The paper tackles the problem of learning hierarchical functions by analyzing their noise sensitivity, showing that if functions are far from linear, noise stability decreases exponentially with hierarchy depth. This leads to super-polynomial lower bounds for agnostic learning in statistical query models and sample complexity lower bounds for neural networks.
Recent works explore deep learning's success by examining functions or data with hierarchical structure. To study the learning complexity of functions with hierarchical structure, we study the noise stability of functions with tree hierarchical structure on independent inputs.
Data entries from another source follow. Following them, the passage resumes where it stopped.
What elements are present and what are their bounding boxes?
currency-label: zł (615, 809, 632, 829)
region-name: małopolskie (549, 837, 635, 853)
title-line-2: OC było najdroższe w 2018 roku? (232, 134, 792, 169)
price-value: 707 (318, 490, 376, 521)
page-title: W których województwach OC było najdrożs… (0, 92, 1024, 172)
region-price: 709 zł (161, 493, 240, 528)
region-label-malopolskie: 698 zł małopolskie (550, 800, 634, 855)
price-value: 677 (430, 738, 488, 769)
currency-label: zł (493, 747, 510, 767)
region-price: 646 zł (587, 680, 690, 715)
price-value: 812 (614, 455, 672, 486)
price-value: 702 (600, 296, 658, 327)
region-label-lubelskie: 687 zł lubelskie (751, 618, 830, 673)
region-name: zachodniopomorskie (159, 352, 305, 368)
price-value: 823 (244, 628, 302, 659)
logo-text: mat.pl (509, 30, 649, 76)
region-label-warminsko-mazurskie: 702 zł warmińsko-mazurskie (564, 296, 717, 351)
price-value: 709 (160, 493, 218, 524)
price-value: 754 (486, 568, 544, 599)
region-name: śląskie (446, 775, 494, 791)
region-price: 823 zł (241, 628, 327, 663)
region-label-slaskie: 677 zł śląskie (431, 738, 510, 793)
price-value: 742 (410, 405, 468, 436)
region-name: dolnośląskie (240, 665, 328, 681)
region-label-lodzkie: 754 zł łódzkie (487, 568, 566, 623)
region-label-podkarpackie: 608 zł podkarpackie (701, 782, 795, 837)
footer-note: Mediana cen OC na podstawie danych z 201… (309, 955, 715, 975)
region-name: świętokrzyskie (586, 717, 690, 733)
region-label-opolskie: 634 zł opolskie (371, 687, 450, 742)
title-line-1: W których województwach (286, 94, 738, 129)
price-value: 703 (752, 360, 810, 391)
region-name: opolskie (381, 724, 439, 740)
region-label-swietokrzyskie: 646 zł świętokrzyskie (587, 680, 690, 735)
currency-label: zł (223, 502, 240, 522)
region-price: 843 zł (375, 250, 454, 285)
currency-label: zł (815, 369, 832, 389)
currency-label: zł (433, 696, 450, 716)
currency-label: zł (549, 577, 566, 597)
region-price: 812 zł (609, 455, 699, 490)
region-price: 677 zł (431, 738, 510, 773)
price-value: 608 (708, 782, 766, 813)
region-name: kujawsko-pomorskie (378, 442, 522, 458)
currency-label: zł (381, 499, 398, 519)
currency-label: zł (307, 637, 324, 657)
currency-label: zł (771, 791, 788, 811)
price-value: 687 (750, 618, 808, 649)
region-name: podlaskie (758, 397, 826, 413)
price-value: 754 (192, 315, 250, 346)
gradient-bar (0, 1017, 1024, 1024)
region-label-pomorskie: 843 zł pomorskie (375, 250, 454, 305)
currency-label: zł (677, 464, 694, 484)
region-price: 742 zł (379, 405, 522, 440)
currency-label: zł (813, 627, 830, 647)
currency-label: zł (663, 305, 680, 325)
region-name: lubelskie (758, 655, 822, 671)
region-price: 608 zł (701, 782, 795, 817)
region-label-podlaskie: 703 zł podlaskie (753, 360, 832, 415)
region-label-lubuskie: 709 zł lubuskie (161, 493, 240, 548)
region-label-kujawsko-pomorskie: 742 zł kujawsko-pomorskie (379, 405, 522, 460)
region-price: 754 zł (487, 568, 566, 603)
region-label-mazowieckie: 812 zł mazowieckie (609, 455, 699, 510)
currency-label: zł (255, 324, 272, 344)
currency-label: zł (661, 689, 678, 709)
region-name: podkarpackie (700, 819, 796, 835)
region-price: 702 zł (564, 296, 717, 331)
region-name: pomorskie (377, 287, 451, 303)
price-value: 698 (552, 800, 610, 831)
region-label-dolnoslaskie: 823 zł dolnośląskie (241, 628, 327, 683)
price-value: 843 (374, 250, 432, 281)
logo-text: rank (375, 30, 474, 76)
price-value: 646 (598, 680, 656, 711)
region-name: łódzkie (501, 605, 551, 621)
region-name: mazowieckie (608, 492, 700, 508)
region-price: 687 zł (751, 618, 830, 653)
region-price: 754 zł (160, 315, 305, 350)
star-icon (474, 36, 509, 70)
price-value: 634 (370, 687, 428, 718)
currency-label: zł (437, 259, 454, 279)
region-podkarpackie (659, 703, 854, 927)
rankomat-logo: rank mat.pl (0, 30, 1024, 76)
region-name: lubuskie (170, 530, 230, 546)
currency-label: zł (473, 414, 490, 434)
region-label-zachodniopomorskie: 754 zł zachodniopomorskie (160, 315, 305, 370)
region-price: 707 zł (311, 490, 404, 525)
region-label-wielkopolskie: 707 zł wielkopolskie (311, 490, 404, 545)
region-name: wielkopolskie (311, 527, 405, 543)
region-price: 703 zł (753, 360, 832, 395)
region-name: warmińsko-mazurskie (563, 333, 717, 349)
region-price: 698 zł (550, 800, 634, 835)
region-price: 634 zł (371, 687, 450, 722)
We show that if each function in the hierarchy is $\varepsilon$-far from linear, the noise stability is exponentially small in the depth of the hierarchy. Our results have immediate applications for agnostic learning. In the Boolean setting using the results of Dachman-Soled, Feldman, Tan, Wan and Wimmer (2014), our results provide Statistical Query super-polynomial lower bounds for agnostically learning classes that are based on hierarchical functions. We also derive similar SQ lower bounds based on the indicators of crossing events in critical site percolation. These crossing events are not formally hierarchical as we define but still have some hierarchical features as studied in mathematical physics. Using the results of Abbe, Bengio, Cornacchiam, Kleinberg, Lotfi, Raghu and Zhang (2022), our results imply sample complexity lower bounds for learning hierarchical functions with gradient descent on fully connected neural networks. Finally in the Gaussian setting, using the results of Diakonikolas, Kane, Pittas and Zarifis (2021), our results provide super-polynomial lower bounds for agnostic SQ learning.